Do you now recognize something familiar in both Charles and Billy? There are moments when I wonder, can I do this? Can this be true? How? Why? What if I go forward for prayer and don't get healed? Then my fears will be confirmed and God must surely not love me enough! Therefore, it must be safer to stay. To never go. To never try....right???

But then there are moments when I know no other option will do. I must trust and I will trust that my God is the one and Only and that He is Good and that He loves me! I must! Not because anybody said so...but because deep down, my spirit and my soul know that without that trust...without Him, I will perish in torment from the inside out! I must keep searching for there is One I long to know more! And when I find ... a tiny shaving...barely a FLAKE of GOLD, it will be just enough of a taste to fuel my hunger for more. So I will keep looking and digging for more: more peace. More of HIM.

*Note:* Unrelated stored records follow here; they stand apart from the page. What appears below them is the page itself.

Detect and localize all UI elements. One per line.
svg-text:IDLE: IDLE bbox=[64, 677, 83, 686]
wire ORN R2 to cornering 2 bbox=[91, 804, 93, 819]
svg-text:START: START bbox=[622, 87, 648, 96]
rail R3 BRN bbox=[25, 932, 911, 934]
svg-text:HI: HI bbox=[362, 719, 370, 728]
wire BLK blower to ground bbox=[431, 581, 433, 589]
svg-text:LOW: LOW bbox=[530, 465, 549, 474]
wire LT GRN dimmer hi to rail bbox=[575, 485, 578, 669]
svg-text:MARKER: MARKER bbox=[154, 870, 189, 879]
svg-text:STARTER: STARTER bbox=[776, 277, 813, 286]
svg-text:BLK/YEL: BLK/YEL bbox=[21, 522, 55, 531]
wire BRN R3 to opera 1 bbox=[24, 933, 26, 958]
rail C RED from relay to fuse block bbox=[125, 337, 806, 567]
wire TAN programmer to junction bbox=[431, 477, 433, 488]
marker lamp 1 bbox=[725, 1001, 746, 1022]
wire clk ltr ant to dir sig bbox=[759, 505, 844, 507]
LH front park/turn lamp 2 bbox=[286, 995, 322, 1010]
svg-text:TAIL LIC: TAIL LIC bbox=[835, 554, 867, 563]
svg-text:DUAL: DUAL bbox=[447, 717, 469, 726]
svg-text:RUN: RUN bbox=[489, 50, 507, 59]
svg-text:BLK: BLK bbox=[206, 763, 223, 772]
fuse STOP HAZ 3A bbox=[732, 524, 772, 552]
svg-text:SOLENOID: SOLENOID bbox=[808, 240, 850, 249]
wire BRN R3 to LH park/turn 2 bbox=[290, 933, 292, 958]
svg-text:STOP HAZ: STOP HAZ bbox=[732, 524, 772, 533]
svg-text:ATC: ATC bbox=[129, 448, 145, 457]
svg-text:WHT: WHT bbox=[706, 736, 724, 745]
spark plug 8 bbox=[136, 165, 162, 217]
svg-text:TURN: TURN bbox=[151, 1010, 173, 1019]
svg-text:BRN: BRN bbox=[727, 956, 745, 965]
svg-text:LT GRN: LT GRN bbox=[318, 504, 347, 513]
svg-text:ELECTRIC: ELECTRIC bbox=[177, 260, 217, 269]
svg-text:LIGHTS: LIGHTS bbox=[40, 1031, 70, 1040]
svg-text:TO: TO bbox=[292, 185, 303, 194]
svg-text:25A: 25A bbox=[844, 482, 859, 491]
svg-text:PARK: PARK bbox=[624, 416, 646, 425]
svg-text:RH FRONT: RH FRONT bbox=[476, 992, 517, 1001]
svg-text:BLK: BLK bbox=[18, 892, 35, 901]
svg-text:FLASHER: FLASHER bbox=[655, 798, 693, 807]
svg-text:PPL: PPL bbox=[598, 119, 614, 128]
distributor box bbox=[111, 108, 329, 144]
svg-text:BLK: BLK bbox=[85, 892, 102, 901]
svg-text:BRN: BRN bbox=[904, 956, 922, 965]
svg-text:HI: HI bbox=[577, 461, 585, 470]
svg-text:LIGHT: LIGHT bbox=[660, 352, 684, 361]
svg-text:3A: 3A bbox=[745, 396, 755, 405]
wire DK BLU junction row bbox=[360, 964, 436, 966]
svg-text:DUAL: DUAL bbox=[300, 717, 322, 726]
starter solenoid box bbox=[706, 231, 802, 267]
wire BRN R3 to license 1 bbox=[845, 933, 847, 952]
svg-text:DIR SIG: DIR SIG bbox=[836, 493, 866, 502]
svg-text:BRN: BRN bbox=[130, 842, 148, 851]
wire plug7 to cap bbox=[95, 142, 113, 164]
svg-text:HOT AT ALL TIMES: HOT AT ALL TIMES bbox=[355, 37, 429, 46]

Yes! The story of Charles Templeton could breed sadness. For some wavering, it could dare to try and confirm your doubts. But it could also birth Faith. It's all the more reason to learn from him and keep SEARCHING if you have not yet found what you are looking for! And as you search, please join me in addressing that familiar voice of doubt, which comes with F.E.A.R. (False Evidence Appearing Real):

"Wiley, lying Doubt, who comes pretending in order to steal and imprison God's family; We have found you out. We recognize you for who you are. I confess before my God that at times, I have believed your lies. I confess and I repent before my God. Doubt, I send you away. I don't need you anymore. Go and send no others. For I turn my ear away from your seemingly sweet, safe-talking chatter and choose to listen to the voice of faith. As risky as faith may seem to be, even as silly as she may sound at times, I will chose to trust in the One who promises that all things work out for GOOD for those that love Him! I choose to believe that when I seek, I WILL find. And as I seek, I am assured by faith that the safest place in the world is in the will of God."